Now, the students at Willard have a new school designed for their age group and for the education standards of this millennium.

“Really excited about being in the new facility. It’s been a long time, over a year that we have been under construction,” said Principal Kevin Ritchlin. “But it’s just really nice to finally move into a new facility and see the excitement on students’ faces, staffs’ faces and the community has really embraced, or the people that have come in, anyway, have really embraced what they have seen. It’s been nice.”

And the new building offers some amenities that the old one did not.

“In the new facility we’ve got several things that we didn’t have in the old Willard,” Ritchlin said. “So we have a gym space now that has basketball hoops and volleyball.

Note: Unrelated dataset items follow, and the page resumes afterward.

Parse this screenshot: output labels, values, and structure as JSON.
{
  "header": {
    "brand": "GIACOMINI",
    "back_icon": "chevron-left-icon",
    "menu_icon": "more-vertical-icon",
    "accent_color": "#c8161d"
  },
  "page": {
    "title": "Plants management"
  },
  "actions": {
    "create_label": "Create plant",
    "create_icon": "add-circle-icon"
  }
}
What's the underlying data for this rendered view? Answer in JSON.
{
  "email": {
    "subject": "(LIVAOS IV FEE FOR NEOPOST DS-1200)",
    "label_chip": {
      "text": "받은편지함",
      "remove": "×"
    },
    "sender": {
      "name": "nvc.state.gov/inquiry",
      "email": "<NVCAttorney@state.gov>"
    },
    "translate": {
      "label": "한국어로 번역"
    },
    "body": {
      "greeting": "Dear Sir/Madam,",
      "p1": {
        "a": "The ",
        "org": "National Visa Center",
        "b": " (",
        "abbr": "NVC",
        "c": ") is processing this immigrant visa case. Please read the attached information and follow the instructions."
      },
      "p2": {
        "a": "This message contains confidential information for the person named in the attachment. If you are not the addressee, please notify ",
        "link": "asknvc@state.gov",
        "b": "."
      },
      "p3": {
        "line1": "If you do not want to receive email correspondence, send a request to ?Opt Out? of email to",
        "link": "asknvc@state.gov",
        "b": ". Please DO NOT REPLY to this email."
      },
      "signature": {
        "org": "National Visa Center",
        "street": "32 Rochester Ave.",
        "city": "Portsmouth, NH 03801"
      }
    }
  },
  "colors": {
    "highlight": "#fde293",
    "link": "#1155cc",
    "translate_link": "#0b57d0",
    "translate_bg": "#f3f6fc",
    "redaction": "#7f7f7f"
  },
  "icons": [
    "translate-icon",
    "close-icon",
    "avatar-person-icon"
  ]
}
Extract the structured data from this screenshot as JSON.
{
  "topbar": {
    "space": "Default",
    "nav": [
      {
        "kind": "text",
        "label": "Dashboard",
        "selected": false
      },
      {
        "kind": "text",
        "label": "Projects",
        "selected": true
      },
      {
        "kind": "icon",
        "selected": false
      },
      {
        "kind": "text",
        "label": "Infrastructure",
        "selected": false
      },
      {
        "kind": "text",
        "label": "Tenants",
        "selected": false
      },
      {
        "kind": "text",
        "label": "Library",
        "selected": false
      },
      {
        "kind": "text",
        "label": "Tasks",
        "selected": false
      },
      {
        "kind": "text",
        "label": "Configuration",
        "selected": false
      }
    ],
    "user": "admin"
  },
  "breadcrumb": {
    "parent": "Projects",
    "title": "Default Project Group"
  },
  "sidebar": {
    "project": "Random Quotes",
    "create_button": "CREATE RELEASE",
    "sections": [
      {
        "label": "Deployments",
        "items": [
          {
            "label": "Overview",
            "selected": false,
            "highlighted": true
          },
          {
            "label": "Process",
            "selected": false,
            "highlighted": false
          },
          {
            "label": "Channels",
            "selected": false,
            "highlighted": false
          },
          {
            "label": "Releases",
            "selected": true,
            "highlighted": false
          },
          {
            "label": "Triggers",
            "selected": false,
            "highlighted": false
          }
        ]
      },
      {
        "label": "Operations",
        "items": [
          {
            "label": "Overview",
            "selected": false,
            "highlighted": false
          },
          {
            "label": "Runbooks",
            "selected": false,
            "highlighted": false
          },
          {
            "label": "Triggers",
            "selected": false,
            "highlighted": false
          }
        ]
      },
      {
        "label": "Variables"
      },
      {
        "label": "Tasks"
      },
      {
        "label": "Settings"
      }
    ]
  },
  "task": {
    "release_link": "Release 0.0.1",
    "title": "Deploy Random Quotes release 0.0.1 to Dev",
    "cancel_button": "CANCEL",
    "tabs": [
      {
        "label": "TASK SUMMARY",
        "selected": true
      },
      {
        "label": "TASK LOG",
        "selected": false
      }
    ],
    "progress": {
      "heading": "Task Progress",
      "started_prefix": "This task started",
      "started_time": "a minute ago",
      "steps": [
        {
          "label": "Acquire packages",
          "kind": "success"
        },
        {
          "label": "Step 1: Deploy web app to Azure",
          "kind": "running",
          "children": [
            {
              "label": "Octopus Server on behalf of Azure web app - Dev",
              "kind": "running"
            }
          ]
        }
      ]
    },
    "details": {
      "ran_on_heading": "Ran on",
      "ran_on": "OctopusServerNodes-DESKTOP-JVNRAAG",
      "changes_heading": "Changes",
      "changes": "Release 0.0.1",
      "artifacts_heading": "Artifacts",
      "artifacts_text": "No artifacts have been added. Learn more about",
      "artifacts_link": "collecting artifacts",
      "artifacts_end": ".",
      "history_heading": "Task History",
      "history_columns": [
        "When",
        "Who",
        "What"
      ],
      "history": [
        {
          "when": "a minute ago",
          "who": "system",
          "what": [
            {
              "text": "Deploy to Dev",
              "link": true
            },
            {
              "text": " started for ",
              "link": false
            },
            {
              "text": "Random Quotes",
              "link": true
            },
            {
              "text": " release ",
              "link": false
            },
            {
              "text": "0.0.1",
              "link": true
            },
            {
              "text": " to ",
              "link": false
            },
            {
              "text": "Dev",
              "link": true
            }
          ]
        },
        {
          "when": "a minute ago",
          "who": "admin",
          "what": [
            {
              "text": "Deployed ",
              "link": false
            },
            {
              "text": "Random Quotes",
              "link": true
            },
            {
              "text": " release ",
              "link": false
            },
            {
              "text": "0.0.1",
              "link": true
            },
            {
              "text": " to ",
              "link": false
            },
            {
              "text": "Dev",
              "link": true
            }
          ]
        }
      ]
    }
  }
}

We have a teaching stair which is really neat, which creates an opportunity for lectures and those kind of things. We have a science lab, we can use a full-functioning culinary lab, a couple of maker spaces for students to make products and objects. And it’s just really really nice to have things in place that we didn’t have in the older facility.”

But it’s not the school that makes the students and staff, but instead the students and staff who make the school, according to Ritchlin.

“That soul of Willard is the same as it was in the older facility. It’s just we have a new place to educate our students and I think that’s the really neat part about Willard. It’s a small learning environment for students who maybe need that, but it’s a really caring environment,” Ritchlin said. “It’s a relationship-based school and the school is going to help foster some of those things, but also create that notion that we do care about every kid in Missoula County Public Schools, and you have this wonderful new school to attend. I think it sends a really positive message to our students.” 

Ritchlin says that one of the main concepts to the school was trying to let in as much natural light as possible to stay away from florescent lighting.

They also attempted to make as many open creative spaces as possible to allow students to learn and grow.